Resources are data sources the model can read — a file, a database record, a web page. Resources have URIs and mime types.

Prompts are reusable instruction templates the client can surface to users.

A minimal MCP tool definition in TypeScript using the official SDK:

import { McpServer } from "@modelcontextprotocol/sdk/server/mcp.js";
import { z } from "zod";

const server = new McpServer({ name: "my-server", version: "1.0.0" });

server.tool(
  "get_ticket",
  "Fetch a Linear ticket by ID",
  { ticket_id: z.string().describe("The ticket ID, e.g. ENG-123") },
  async ({ ticket_id }) => {
    const ticket = await linearClient.issue(ticket_id);
    return {
      content: [{ type: "text", text: JSON.stringify(ticket) }],
    };
  }
);

That's a complete tool. The server advertises it, the model sees it in its context, decides to call it, and gets back structured data. The client handles the protocol; you handle the logic.

What Building One Feels Like

Building an MCP server is closer to writing a REST endpoint than to prompt engineering. You're thinking about inputs, outputs, error handling, and what the model actually needs in the response to do its job. The schema is zod, the transport is mostly handled by the SDK, and the runtime is whatever you'd normally write server code in.

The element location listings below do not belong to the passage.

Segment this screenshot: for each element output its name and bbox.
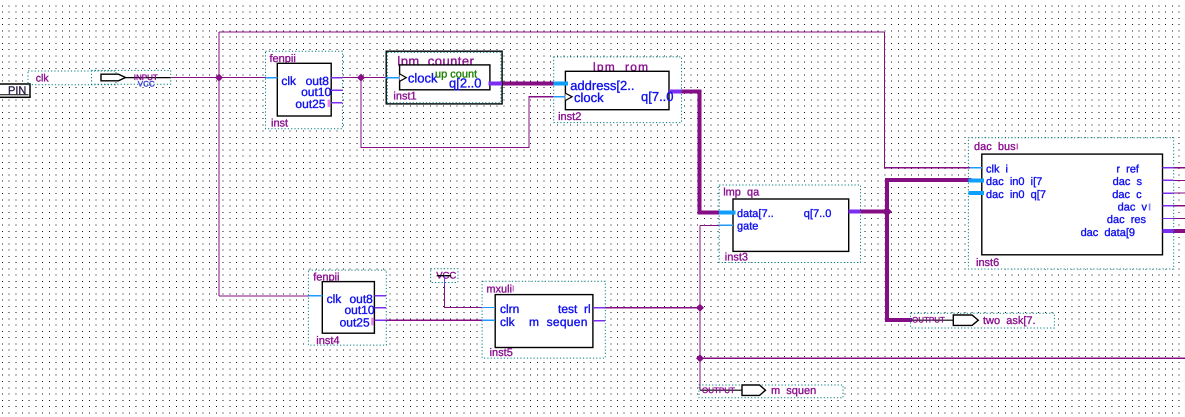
- PIN tooltip box top-left: [0, 84, 30, 97]
- selection box: [911, 313, 1055, 328]
- pin stub m_sequen: [593, 320, 605, 322]
- pin stub out10: [331, 89, 342, 91]
- pin stub out25: [331, 102, 342, 104]
- svg-text:PIN: PIN: [8, 85, 26, 97]
- mxuli U7 (m-sequence generator): [482, 281, 605, 359]
- selection box: [387, 52, 501, 102]
- VCC bar: [437, 275, 452, 277]
- pin stub q (violet thick): [489, 82, 502, 86]
- svg-text:two ask[7.: two ask[7.: [983, 315, 1036, 327]
- svg-text:dac s: dac s: [1113, 176, 1143, 188]
- pin stub out8: [374, 295, 386, 297]
- svg-text:out25: out25: [340, 315, 370, 329]
- pin stub clk: [308, 295, 322, 297]
- svg-text:inst2: inst2: [558, 111, 581, 123]
- input pin clk: [28, 70, 171, 88]
- body: [277, 63, 331, 116]
- bus: lpm_rom q to lmp_qa data: [681, 92, 720, 213]
- svg-text:OUTPUT: OUTPUT: [702, 386, 735, 395]
- pin stub clk: [266, 77, 278, 79]
- pin stub q (violet thick): [849, 210, 861, 214]
- wire: fenpii U1 out8 to junction B: [342, 77, 385, 79]
- wire: right vertical down to dac clk_i: [885, 32, 970, 168]
- pin stub clk: [482, 319, 495, 321]
- svg-text:clock: clock: [408, 70, 438, 85]
- svg-text:inst1: inst1: [393, 91, 416, 103]
- svg-text:clk i: clk i: [986, 163, 1008, 175]
- svg-text:dac bus: dac bus: [974, 141, 1016, 153]
- lpm_counter U2: [385, 51, 502, 104]
- svg-text:q[2..0: q[2..0: [449, 76, 482, 91]
- junction E (698.4,358.2): [696, 354, 704, 362]
- pin stub out25: [374, 319, 386, 321]
- svg-text:inst5: inst5: [490, 347, 513, 359]
- output pin symbol: [742, 385, 766, 395]
- svg-text:m squen: m squen: [771, 385, 816, 397]
- selection box: input symbol: [92, 70, 171, 84]
- pin stub test_r: [593, 307, 605, 309]
- output pin symbol: [953, 315, 978, 325]
- body: [733, 199, 849, 251]
- junction A (219,77.6): [215, 74, 223, 82]
- wire: lmp_qa gate horizontal: [700, 224, 719, 226]
- pin stub dac_in0_i (cyan thick): [968, 178, 984, 182]
- junction D (698.4,307.7): [696, 304, 704, 312]
- output pin stubs (violet): [1163, 167, 1174, 169]
- selection box: [266, 51, 343, 128]
- body: [565, 71, 669, 109]
- body: [495, 295, 593, 348]
- selection box: [968, 138, 1173, 269]
- svg-text:dac data[9: dac data[9: [1081, 227, 1135, 239]
- wire: top horizontal y=32: [219, 31, 885, 33]
- wire: gate vertical x=698.4: [699, 225, 701, 390]
- pin stub out8: [331, 77, 342, 79]
- svg-text:inst: inst: [271, 117, 288, 129]
- wire: input pin to junction A: [171, 77, 220, 79]
- svg-text:m sequen: m sequen: [529, 315, 588, 329]
- pin stub clock: [554, 96, 566, 98]
- wire: fenpii U4 out25 to mxuli clk: [386, 319, 482, 321]
- svg-text:dac res: dac res: [1107, 214, 1147, 226]
- wire: VCC to mxuli clrn: [445, 284, 483, 308]
- pin stub data (cyan thick): [719, 210, 735, 214]
- selection box: [308, 270, 386, 345]
- pin stub gate: [719, 224, 733, 226]
- pin stub clock (outside): [385, 77, 399, 79]
- black lead line: [700, 389, 742, 391]
- wire: mxuli test_r to junction D: [605, 307, 700, 309]
- output pin two_ask: [911, 313, 1055, 328]
- svg-text:out25: out25: [295, 97, 325, 111]
- wire: dac_bus output wires to right edge: [1174, 167, 1185, 169]
- wire: junction E to right edge y=358.2: [700, 357, 1185, 359]
- selection box: [431, 269, 458, 283]
- svg-text:inst6: inst6: [976, 257, 999, 269]
- pin stub clk_i: [970, 167, 982, 169]
- svg-text:OUTPUT: OUTPUT: [912, 316, 945, 325]
- bus wires (thick): [501, 84, 1185, 320]
- selection box: [699, 385, 843, 398]
- wire clk net: input to junction A: [171, 32, 1185, 390]
- svg-text:inst4: inst4: [316, 335, 339, 347]
- pin stub clrn: [482, 307, 495, 309]
- wire: bottom to fenpii U4 clk: [219, 295, 309, 297]
- svg-text:q[7..0: q[7..0: [804, 208, 832, 220]
- bus: junction C up to dac_in0_i: [887, 180, 972, 213]
- wire: junction A to fenpii U1 clk: [219, 77, 266, 79]
- svg-text:q[7..0: q[7..0: [641, 89, 674, 104]
- bus: dac_data[9..0] wire stub right edge: [1174, 229, 1185, 233]
- junction C (886.9,211.6): [882, 207, 892, 217]
- inner body: [400, 65, 490, 90]
- fenpii U1 (frequency divider, top): [266, 51, 343, 129]
- svg-text:dac in0 i[7: dac in0 i[7: [986, 176, 1042, 188]
- svg-text:clock: clock: [574, 90, 604, 105]
- selection box: [482, 281, 605, 358]
- lmp_qa U4: [719, 185, 860, 263]
- svg-text:data[7..: data[7..: [737, 208, 774, 220]
- svg-text:dac c: dac c: [1112, 189, 1142, 201]
- svg-text:clk: clk: [500, 315, 516, 329]
- clock chevron: [565, 93, 572, 100]
- clock chevron: [400, 74, 407, 81]
- fenpii U6 (frequency divider, bottom): [308, 270, 386, 347]
- wire: junction B down to lpm_rom clock: [361, 78, 554, 148]
- bus: lpm_counter q to lpm_rom address: [501, 82, 554, 86]
- outer body: [386, 51, 502, 104]
- bus: lmp_qa q to junction C: [860, 210, 887, 214]
- svg-text:r ref: r ref: [1116, 163, 1140, 175]
- svg-text:clk: clk: [327, 292, 343, 306]
- lpm_rom U3: [554, 57, 682, 123]
- input pin symbol: [101, 74, 126, 81]
- dac_bus U5: [968, 138, 1173, 269]
- svg-text:mxuli: mxuli: [486, 284, 512, 296]
- pin stub q (violet thick): [669, 90, 681, 94]
- VCC power symbol: [431, 269, 458, 285]
- bus: junction C down to OUTPUT two_ask: [887, 210, 912, 320]
- junction B (361,77.6): [357, 74, 365, 82]
- output pin m_squen: [699, 385, 843, 398]
- selection box: [719, 185, 860, 263]
- pin stub out10: [374, 307, 386, 309]
- wire: clk vertical trunk x=219: [218, 32, 220, 296]
- svg-text:dac v: dac v: [1118, 202, 1148, 214]
- selection box: [554, 57, 682, 123]
- pin stub address (cyan thick): [554, 82, 568, 86]
- selection box: clk label: [28, 71, 116, 85]
- svg-text:lmp qa: lmp qa: [723, 187, 760, 199]
- svg-text:inst3: inst3: [725, 251, 748, 263]
- pin stub dac_in0_q (cyan thick): [968, 191, 984, 195]
- svg-text:VCC: VCC: [138, 80, 155, 89]
- body: [322, 282, 374, 334]
- black lead line: [912, 319, 954, 321]
- svg-text:dac in0 q[7: dac in0 q[7: [986, 189, 1046, 201]
- body: [982, 154, 1163, 255]
- svg-text:clk: clk: [281, 74, 297, 88]
- svg-text:gate: gate: [737, 221, 758, 233]
- svg-text:clk: clk: [36, 73, 50, 85]
- VCC stub: [444, 276, 446, 285]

The interesting design question is what to expose as a tool vs. what to handle internally. A tool should do one thing and return data that's directly useful to the model. If your tool returns a 500-line JSON blob when the model needs one field, you've made the model do work that belongs in the server. Shape your output for the consumer.

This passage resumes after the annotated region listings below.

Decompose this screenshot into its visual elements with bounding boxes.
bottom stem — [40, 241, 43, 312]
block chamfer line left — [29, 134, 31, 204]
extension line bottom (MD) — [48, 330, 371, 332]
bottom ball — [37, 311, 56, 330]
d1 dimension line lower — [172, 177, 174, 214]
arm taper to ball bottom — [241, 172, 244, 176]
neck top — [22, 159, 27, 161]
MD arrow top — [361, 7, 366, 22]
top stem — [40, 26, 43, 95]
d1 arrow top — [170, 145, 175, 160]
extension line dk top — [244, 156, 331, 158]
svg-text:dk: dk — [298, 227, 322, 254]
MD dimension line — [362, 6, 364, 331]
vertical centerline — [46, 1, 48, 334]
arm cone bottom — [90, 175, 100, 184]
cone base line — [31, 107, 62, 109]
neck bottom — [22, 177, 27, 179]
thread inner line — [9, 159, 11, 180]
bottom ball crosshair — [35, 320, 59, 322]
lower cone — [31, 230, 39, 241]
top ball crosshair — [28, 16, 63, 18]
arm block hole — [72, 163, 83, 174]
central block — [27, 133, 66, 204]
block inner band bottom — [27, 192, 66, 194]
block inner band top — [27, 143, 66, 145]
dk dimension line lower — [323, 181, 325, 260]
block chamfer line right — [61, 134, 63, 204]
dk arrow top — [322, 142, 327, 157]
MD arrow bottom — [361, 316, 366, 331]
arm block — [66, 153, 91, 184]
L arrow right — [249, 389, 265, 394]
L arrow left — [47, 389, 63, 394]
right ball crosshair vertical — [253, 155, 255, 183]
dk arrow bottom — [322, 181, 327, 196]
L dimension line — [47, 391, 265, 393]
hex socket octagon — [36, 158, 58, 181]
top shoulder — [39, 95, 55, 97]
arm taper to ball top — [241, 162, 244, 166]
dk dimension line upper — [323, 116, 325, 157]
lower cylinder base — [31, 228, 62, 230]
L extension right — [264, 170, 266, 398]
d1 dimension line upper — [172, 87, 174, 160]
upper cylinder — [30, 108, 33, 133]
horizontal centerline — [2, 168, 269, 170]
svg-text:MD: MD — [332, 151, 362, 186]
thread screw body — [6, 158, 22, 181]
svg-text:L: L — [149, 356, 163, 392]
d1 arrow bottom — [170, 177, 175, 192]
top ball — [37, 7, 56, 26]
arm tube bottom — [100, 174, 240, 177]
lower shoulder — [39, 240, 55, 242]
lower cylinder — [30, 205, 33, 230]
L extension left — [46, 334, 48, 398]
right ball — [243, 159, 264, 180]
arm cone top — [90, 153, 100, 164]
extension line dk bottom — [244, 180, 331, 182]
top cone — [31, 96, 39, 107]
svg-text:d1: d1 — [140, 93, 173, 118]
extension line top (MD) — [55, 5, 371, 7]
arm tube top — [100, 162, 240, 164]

The other design question is granularity. Too many fine-grained tools and the model spends its context budget deciding which one to call. Too few coarse tools and you lose composability. I've found that matching tool granularity to natural user-intent steps works well — one tool per meaningful action, not one tool per database operation.

Why It Matters for Product Development

If you're building products that integrate AI, MCP changes the integration calculus. Instead of writing custom glue code for every model you support, you write MCP servers. The servers become reusable assets. Your Stripe server works with Claude, works with your internal agents, works with whatever comes next.

More concretely: the emerging pattern for AI-integrated products is a core application with MCP servers exposing its data and actions, and one or more model-backed clients that consume those servers. The application doesn't couple to any specific model. The models don't need custom integrations. The protocol handles the seam.

That is very boring. It is also exactly correct. Good infrastructure disappears and lets you build the interesting parts.